You stand motionless, enveloped fully within the final death throes of daylight tinged orange, the last gasping a hot southerly breath rustling amongst the cotton fields, whispering upon your neck a merciful requiem for twilight. The gentle flapping of sweat-stained shirttails laps at the perspiration cascading down your back as you draw the hot night deep into your chest, holding in the fragrance of the sun-parched grasses, cleaving to it in a desperateness to become a part of it, to stand as witness before the lateness of the hour and testify that neither it, nor I, will go quietly into the night; its death will not have been in vain for I stood my ground and as God is my witness…
And it is in that moment, when train and twilight are on the same plane of disappearance, we realize the fallacy of permanence.
We linger at field’s edge, the warmth of the day still fresh upon our face, and we watch them both cede to the inevitable; one’s passing punctuated by the nocturnal visitation of the overhead constellations as ochre fades to black; the other by the mournful trumpeting at a distant country grade crossing as the drone of diesel motors and the whir of roller bearings fades downgrade into the darkness, dissipating into nothingness on the hot southerly exhalation of evening, leaving only the night critters to concert amongst the rustling cotton.

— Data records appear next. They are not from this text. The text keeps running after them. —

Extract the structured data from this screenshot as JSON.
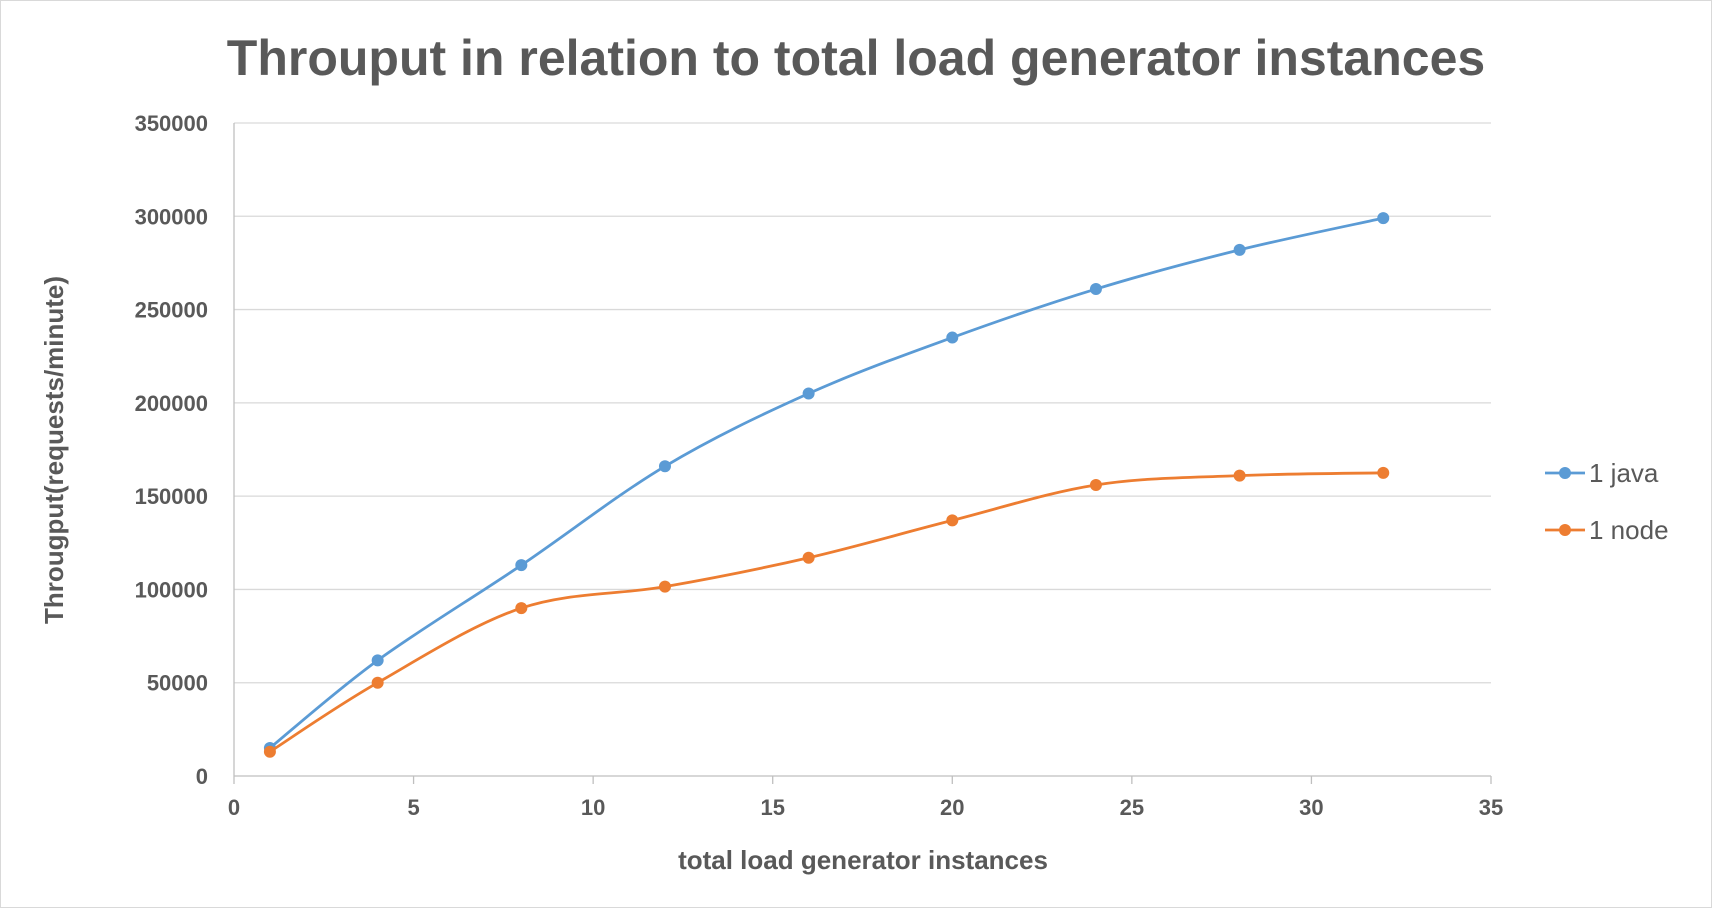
{
  "chart_data": {
    "type": "line",
    "title": "Throuput in relation to total load generator instances",
    "xlabel": "total load generator instances",
    "ylabel": "Througput(requests/minute)",
    "xlim": [
      0,
      35
    ],
    "ylim": [
      0,
      350000
    ],
    "x_ticks": [
      0,
      5,
      10,
      15,
      20,
      25,
      30,
      35
    ],
    "y_ticks": [
      0,
      50000,
      100000,
      150000,
      200000,
      250000,
      300000,
      350000
    ],
    "grid": "horizontal",
    "smooth": true,
    "legend_position": "right",
    "x": [
      1,
      4,
      8,
      12,
      16,
      20,
      24,
      28,
      32
    ],
    "series": [
      {
        "name": "1 java",
        "color": "#5b9bd5",
        "values": [
          15000,
          62000,
          113000,
          166000,
          205000,
          235000,
          261000,
          282000,
          299000
        ]
      },
      {
        "name": "1 node",
        "color": "#ed7d31",
        "values": [
          13000,
          50000,
          90000,
          101500,
          117000,
          137000,
          156000,
          161000,
          162500
        ]
      }
    ]
  }
}
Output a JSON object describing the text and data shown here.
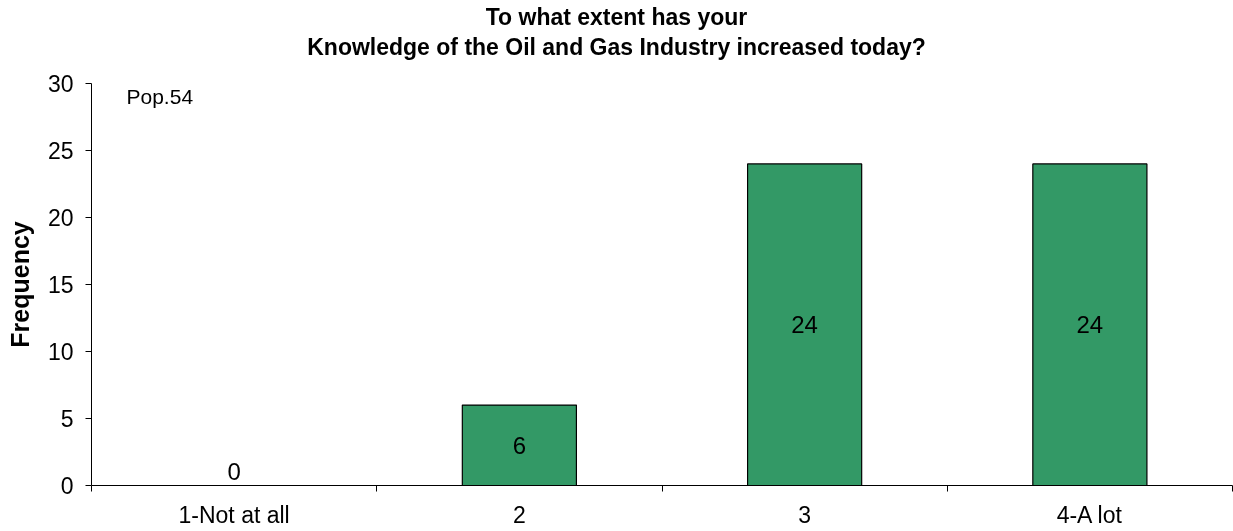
{
  "chart_data": {
    "type": "bar",
    "title": "To what extent has your\nKnowledge of the Oil and Gas Industry increased today?",
    "ylabel": "Frequency",
    "annotations": [
      "Pop.54"
    ],
    "categories": [
      "1-Not at all",
      "2",
      "3",
      "4-A lot"
    ],
    "values": [
      0,
      6,
      24,
      24
    ],
    "color": "#339966",
    "ylim": [
      0,
      30
    ],
    "yticks": [
      0,
      5,
      10,
      15,
      20,
      25,
      30
    ],
    "data_labels": true
  }
}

And as we stand as witness in the Texas-hot summer twilight, amid the gentle flapping of damp shirttails comes the reminder that time, like all glory, is fleeting.
It is for us to save a piece of it for our memories.
Rick Malo©2019
Two miles west of Lockhart, Texas, an empty rock train glides across the cotton fields on its southbound way down Union Pacific’s Lockhart Sub at 8:44 on the Saturday evening of July 20th, 2019.